Along the lines of hyperglutamatergic states being associated with addiction, it is key to consider that subanesthetic doses of NMDA antagonists (ie, ketamine) may actually enhance glutamatergic transmission by disinhibiting glutamate release, shunting glutamate to the other glutamatergic receptors other than NMDA (α-amino-3-hydroxy-5-methyl-4-isoxazole propionic acid [AMPA], kainite, and the metabotropic G protein coupled glutamate receptor) and causing a hyperglutamatergic state.15 One may ask how this is possible and what is its significance. There is some evidence to suggest that NMDA receptor blockers may antagonize γ-aminobutyric acid (GABA) neurons with a greater potency than their inhibition at the NMDA receptor. The NMDA antagonism may therefore diminish activation of GABA inhibitory neurons, with a diminution of cortical extracellular GABA levels,39 which in turn would decrease GABA’s normal inhibition of glutamate neurons, causing a net disinhibition of glutamate neurons and an increase in glutamatergic transmission in non-NMDA glutamate receptors.40 In turn, cortical glutamatergic activation stimulates monoaminergic terminals within the cortex, limbic system, midbrain, and brainstem.15As part of this, extracellular dopamine levels are increased in reward-related areas (ie, VTA and nucleus accumbens) thereby likely explaining ketamine’s addictive liability. Given this, one can ask how we can understand a possible explanation—biologic or otherwise—for ketamine’s putative anti-addictive properties.
Anti-Addictive Properties
Brief History of the Use of Hallucinogens to Treat Addictive Disorders
Ketamine is not the first psychedelic agent to be tested to treat addictive disorders. In the 1950s and 1960s, serotonergic hallucinogens (predominantly d-lysergic acid diethylamide [LSD]; “acid”) were applied to patients with addictive disorders, mostly alcohol dependence and to a lesser degree opiate dependence. The most prominent researcher who studied this application was Humphrey Osmond, MD. He, in conjunction with Abram Hoffer, MD,41 treated >1,000 alcoholics using high-dose LSD. Their initial mechanistic hypothesis was based on aversive counterconditioning where they likened the intense LSD experience to the frightening altered state seen in the delirium tremens, which, in their experience, often served as a transformative, near-death (“bottoming out”) state that led to a sober conversion.

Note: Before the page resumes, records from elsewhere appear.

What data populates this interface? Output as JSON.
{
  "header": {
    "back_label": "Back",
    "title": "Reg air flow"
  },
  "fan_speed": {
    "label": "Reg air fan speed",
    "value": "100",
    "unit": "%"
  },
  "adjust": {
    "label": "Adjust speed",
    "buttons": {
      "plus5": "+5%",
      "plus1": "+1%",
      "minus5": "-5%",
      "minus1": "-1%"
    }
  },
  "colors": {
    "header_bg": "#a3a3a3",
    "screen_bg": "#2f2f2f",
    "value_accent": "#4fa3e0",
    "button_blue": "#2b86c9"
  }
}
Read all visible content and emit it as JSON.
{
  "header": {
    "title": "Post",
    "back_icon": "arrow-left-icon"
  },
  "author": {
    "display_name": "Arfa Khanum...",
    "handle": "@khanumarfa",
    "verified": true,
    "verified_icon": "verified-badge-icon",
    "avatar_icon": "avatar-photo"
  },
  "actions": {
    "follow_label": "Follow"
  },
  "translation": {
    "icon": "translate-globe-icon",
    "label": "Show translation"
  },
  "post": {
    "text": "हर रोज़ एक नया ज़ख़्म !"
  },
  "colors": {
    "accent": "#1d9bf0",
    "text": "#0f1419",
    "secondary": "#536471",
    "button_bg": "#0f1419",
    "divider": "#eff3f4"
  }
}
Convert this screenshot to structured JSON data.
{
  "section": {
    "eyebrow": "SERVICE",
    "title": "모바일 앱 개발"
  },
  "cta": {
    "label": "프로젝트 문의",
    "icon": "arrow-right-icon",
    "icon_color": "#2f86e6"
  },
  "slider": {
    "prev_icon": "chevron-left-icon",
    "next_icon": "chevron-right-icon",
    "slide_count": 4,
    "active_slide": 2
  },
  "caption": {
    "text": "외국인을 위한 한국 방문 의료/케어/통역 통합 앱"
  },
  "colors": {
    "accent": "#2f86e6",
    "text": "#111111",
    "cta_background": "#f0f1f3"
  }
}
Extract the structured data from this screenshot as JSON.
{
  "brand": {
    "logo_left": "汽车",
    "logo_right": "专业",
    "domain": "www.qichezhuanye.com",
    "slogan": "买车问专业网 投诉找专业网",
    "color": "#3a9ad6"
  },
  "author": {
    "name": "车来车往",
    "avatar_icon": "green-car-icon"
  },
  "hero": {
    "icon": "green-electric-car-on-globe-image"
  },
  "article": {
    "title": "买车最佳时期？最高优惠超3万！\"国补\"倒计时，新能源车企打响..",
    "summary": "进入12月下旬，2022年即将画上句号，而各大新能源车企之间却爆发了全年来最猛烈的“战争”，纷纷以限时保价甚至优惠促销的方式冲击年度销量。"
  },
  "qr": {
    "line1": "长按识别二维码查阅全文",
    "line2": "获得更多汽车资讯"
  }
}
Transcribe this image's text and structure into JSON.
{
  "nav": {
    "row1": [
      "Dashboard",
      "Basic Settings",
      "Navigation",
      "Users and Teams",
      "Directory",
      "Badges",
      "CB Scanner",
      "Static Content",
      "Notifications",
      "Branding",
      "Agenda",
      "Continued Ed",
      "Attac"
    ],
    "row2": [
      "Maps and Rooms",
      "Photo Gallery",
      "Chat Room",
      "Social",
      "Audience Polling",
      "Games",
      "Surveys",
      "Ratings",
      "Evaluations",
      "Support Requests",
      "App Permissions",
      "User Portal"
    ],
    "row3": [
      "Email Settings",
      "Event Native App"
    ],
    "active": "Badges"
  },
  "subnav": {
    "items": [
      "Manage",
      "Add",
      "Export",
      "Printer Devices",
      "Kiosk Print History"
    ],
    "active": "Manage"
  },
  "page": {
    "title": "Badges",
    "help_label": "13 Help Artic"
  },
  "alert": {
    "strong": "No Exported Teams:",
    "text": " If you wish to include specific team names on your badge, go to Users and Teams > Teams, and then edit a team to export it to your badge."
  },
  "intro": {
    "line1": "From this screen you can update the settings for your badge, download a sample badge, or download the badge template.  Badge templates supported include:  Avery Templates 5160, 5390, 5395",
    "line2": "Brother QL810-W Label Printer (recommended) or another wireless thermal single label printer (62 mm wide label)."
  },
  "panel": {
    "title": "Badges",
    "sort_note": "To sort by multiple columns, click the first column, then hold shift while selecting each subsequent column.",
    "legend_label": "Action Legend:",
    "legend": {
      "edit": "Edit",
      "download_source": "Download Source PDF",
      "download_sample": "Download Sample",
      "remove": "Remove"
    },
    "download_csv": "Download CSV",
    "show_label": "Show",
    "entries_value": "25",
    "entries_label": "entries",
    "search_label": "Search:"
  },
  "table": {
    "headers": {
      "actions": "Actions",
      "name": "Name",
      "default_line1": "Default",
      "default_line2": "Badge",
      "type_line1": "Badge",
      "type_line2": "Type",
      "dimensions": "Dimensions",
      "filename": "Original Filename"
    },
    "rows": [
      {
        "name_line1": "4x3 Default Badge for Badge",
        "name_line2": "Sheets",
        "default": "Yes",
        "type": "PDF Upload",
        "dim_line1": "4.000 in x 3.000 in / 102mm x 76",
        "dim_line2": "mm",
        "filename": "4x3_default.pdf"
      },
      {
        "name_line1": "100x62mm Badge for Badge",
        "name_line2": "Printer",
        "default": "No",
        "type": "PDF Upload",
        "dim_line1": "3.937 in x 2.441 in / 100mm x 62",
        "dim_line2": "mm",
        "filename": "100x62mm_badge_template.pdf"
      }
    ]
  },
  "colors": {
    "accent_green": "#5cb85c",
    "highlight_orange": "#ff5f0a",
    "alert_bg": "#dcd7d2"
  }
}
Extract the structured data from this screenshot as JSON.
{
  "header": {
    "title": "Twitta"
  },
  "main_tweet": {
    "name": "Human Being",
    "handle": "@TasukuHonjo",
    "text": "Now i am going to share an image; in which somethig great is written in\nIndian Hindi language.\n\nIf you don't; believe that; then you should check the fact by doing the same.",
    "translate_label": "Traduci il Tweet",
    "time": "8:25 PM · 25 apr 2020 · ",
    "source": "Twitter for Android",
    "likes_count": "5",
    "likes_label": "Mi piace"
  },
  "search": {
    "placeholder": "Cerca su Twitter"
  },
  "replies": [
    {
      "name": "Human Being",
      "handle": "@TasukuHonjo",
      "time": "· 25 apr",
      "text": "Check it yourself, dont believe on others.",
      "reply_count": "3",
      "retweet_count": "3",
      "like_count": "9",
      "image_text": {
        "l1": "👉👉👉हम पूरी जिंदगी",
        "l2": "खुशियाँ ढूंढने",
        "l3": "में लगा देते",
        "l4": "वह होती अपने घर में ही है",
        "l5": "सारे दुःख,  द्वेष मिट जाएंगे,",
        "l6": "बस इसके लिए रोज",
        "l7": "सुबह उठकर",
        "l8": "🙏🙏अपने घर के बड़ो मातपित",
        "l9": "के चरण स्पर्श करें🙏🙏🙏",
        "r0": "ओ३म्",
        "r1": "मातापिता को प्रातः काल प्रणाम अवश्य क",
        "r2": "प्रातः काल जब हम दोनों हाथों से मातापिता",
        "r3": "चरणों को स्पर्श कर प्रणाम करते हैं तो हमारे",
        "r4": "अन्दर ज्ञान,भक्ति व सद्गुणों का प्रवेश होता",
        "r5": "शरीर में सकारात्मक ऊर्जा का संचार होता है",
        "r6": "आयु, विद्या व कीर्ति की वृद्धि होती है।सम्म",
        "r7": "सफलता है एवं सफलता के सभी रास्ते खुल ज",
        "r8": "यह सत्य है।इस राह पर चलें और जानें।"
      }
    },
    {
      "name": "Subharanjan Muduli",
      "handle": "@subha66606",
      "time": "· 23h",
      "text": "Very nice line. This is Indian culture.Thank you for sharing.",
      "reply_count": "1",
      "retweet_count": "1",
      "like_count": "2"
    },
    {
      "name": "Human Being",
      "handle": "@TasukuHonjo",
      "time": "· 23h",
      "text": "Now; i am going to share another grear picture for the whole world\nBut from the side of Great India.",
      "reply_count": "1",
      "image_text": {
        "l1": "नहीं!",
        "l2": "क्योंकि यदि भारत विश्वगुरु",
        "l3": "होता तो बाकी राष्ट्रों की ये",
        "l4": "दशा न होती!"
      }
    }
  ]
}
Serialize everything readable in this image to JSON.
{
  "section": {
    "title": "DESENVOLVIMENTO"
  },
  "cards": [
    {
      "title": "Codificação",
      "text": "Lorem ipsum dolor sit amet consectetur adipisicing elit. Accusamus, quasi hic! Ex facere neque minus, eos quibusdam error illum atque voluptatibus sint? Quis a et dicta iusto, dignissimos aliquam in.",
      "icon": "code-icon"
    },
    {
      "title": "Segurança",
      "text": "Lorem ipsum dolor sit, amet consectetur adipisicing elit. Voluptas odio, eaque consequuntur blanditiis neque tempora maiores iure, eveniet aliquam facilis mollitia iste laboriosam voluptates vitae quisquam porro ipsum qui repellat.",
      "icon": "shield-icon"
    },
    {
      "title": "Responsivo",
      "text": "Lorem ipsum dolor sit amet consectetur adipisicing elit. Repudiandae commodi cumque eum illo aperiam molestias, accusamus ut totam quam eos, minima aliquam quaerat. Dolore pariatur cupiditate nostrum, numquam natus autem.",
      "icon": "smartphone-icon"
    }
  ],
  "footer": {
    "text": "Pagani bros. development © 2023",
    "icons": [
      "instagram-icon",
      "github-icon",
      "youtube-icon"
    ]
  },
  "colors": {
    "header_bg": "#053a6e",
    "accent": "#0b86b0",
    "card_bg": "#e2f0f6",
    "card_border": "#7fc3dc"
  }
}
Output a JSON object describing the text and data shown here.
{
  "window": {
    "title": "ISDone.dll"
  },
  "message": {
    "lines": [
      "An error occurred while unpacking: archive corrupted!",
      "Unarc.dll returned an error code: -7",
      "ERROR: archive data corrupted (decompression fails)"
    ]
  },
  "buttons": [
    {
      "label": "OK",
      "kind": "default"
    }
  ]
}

However, soon after treating alcoholic patients with LSD in highly controlled environments paying careful attention to set and setting, they changed to a more positivist paradigm where they described that such agents had the capacity to produce a transcendental feeling of unity with the world, personal insights, self-understanding, increased sense of responsibility to self and others, and spiritual enlightenment.41 They reported high success rates including improved rates of abstinence, but the research was methodologically flawed with no randomization, no placebo controls, lack of blind raters, the use of unsophisticated severity measures, inadequate diagnostic specificity, inclusion of co-occurring psychiatric and substance use disorders (SUDs) other than alcohol, inadequate informed consent, and inadequate follow up.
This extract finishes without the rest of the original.